Le Point dans son édition du 13 septembre 2007 annonce que le « Maroc achète des Rafales ». Il s'agirait d'une commande de 12 Rafales et autant de Mirages 2000-9. Ce serait la première fois depuis sa création, en 1986, que cet avion développé par Dassault serait acheté par un pays étranger !
 
Mais La Tribune du 17 septembre (source Dow Jones) tempère la nouvelle en annonçant que les Etats-Unis cherchent à bloquer cette vente. Les Etats-Unis auraient fait une « nouvelle proposition ahurissante » (propos d'Hervé Morin lors de l'université d'été de la défense à Toulouse) pour équiper l'armée marocaine en proposant des F-16 d'occasion prélevés sur les forces américaines.
 
On ne peut qu'être étonné de la difficulté de ventre cet avion, « sophistiqué et formidable » (Hervé Morin) ! Ce ne serait pas la première fois qu'un fleuron technologique français, vitrine de notre savoir faire en innovation, se heurterait à une dure réalité commerciale.

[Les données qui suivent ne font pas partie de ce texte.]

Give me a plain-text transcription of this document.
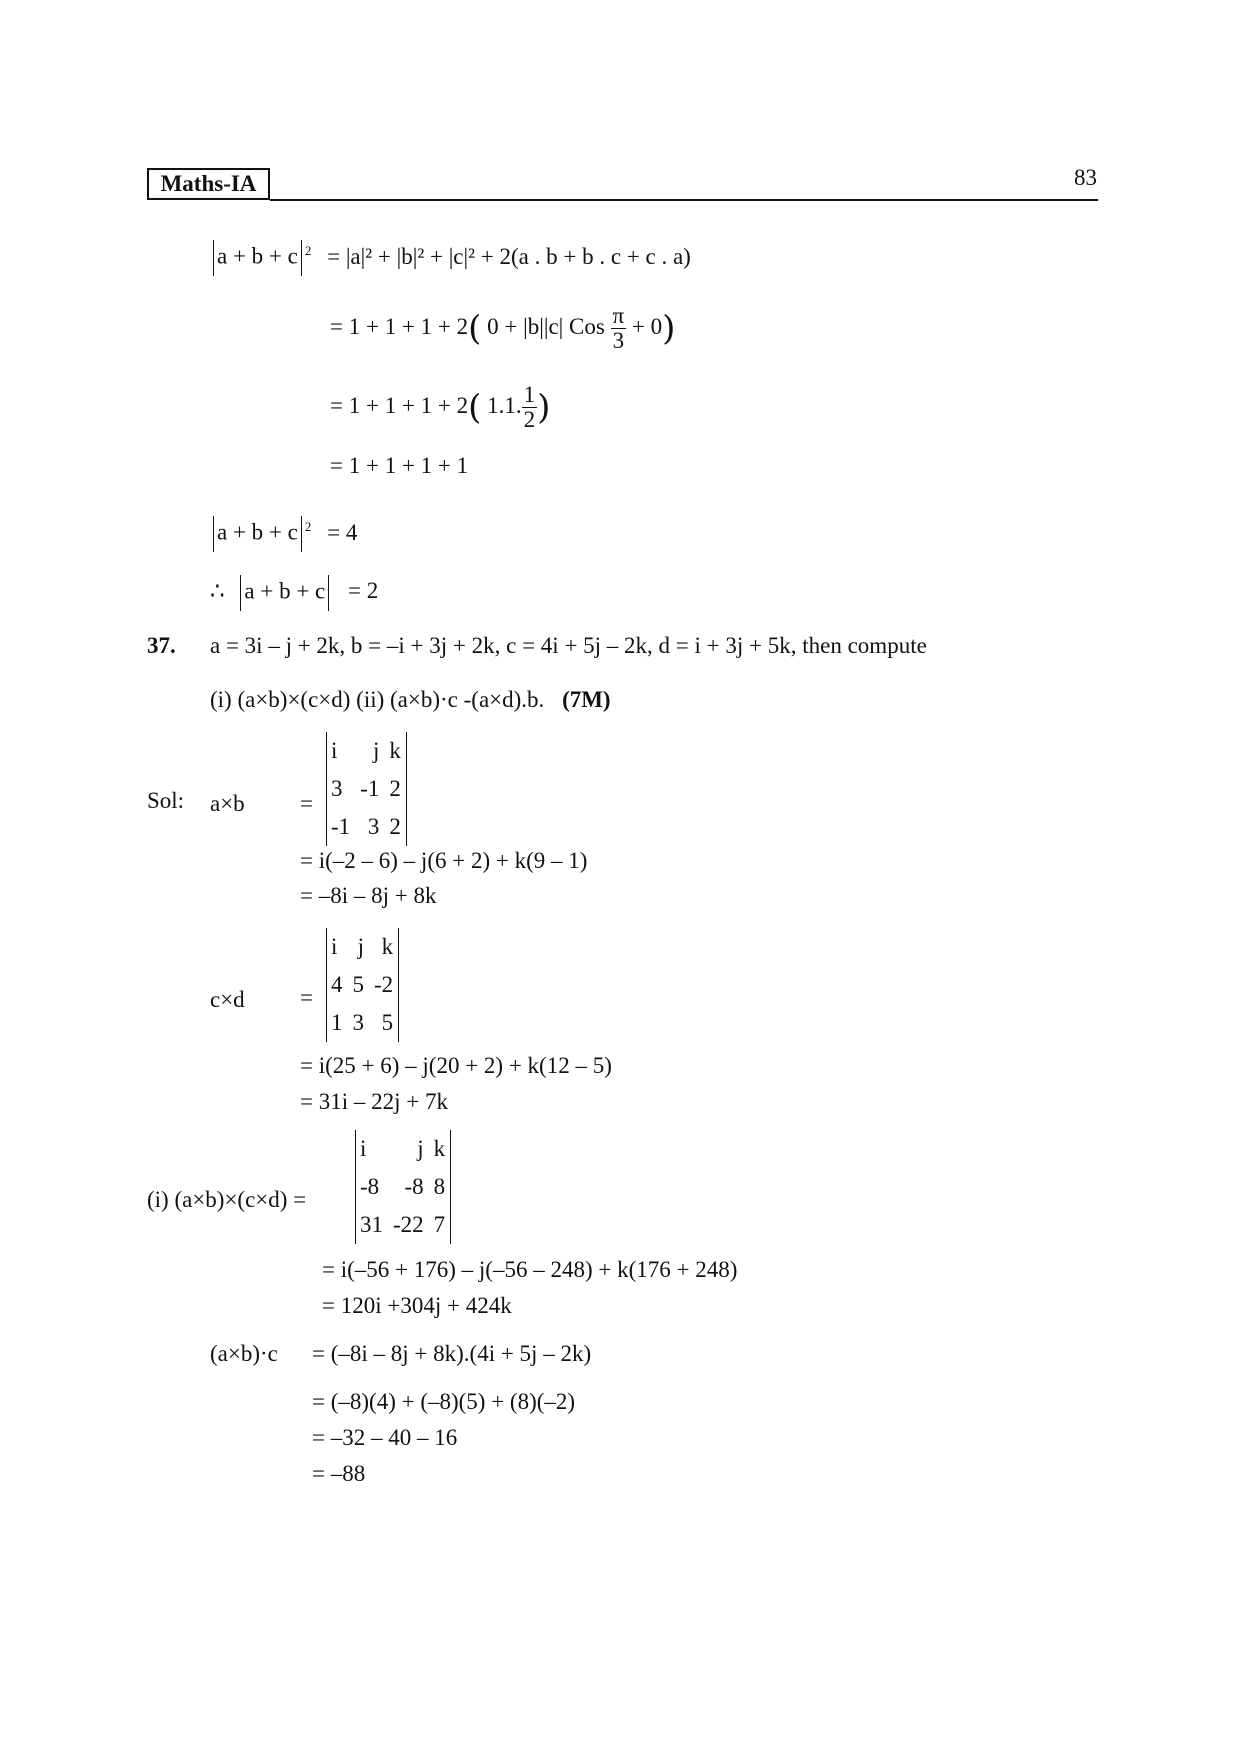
Maths-IA	83
a + b + c $^2$ = |a|² + |b|² + |c|² + 2(a . b + b . c + c . a)
= 1 + 1 + 1 + 2( 0 + |b||c| Cos $\frac{\pi}{3} + 0$)
= 1 + 1 + 1 + 2( 1.1. $\frac{1}{2}$ )
= 1 + 1 + 1 + 1
a + b + c $^2$ = 4
∴ a + b + c = 2
37. a = 3i – j + 2k, b = –i + 3j + 2k, c = 4i + 5j – 2k, d = i + 3j + 5k, then compute
(i) (a×b)×(c×d) (ii) (a×b)·c -(a×d).b. (7M)
Sol: a×b =
i	j	k
3	-1	2
-1	3	2
= i(–2 – 6) – j(6 + 2) + k(9 – 1)
= –8i – 8j + 8k
c×d =
i	j	k
4	5	-2
1	3	5
= i(25 + 6) – j(20 + 2) + k(12 – 5)
= 31i – 22j + 7k
(i) (a×b)×(c×d) =
i	j	k
-8	-8	8
31	-22	7
= i(–56 + 176) – j(–56 – 248) + k(176 + 248)
= 120i +304j + 424k
(a×b)·c = (–8i – 8j + 8k).(4i + 5j – 2k)
= (–8)(4) + (–8)(5) + (8)(–2)
= –32 – 40 – 16
= –88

Entre le France et le Concorde, le Rafale va-t-il rejoindre le cimetière des prouesses technologiques mal commercialisées ?
 
Outre le Maroc, le Suisse et la Libye pourraient être intéressés. Il semble que Nicolas Sarkozy, dont les grands patrons disent qu'il « leur ressemble », se soient saisi de l'affaire. Et que la vente pourrait être conclue lors de son déplacement mi-octobre dans l'Etat chérifien.
 
Le rôle de l'Etat ne sera pas inutile dans ces tractations au plus haut niveau. Les contacts avec l'Arabie Saoudite (même s'ils ne sont pas mentionnés dans les deux articles cités plus haut) pourraient être utiles. Un article d'Elisabeth Studer du 22 octobre 2006* mentionne le pays Wahhabite comme un probable intermédiaire pour une vente au Maroc. On peut lire dans son article (qui cite notamment La Tribune) « La négociation est réalisée par l'Arabie Saoudite qui financera les avions Rafale pour le Maroc. (?) les Saoudiens auraient visiblement sous-évalué l'énorme « déception » des Français à la suite de leur décision d'opter pour l'Eurofighter. L'échec du Rafale aurait été très durement ressenti en France. En conséquence, les missions diplomatiques françaises auraient fini par « ébranler les esprits saoudiens » qui n'avaient pas pris la mesure des enjeux du Rafale pour la France ».
 
Un gigantesque effort est à fournir à tous les niveaux, notamment face au F-35 de Lockheed Martin (issu du programme Joint Strike Fighter - JSF), plus technologique car plus récent. Son prix de vente  sera par ailleurs sans doute moins élevé que celui du Rafale car il devrait être produit en plus grand nombre dés le départ. La grande réussite de l'industrie aéronautique militaire américaine est d'avoir associé financièrement, par voie d'influence, de nombreux pays au développement du JSF, lui assurant ainsi, avant même sa mise en production, un marcher considérable, et par voie de conséquence un prix de revient par appareil compétitif.
 
Tous les réseaux français (politiques, économiques, diplomatiques, relationnels, ?) doivent s'unir dans cette mêlée (coupe du monde de rugby oblige) car dans ce genre de sport, c'est la motivation, l'engagement et la cohésion qui priment, ... parfois sur la technologie. 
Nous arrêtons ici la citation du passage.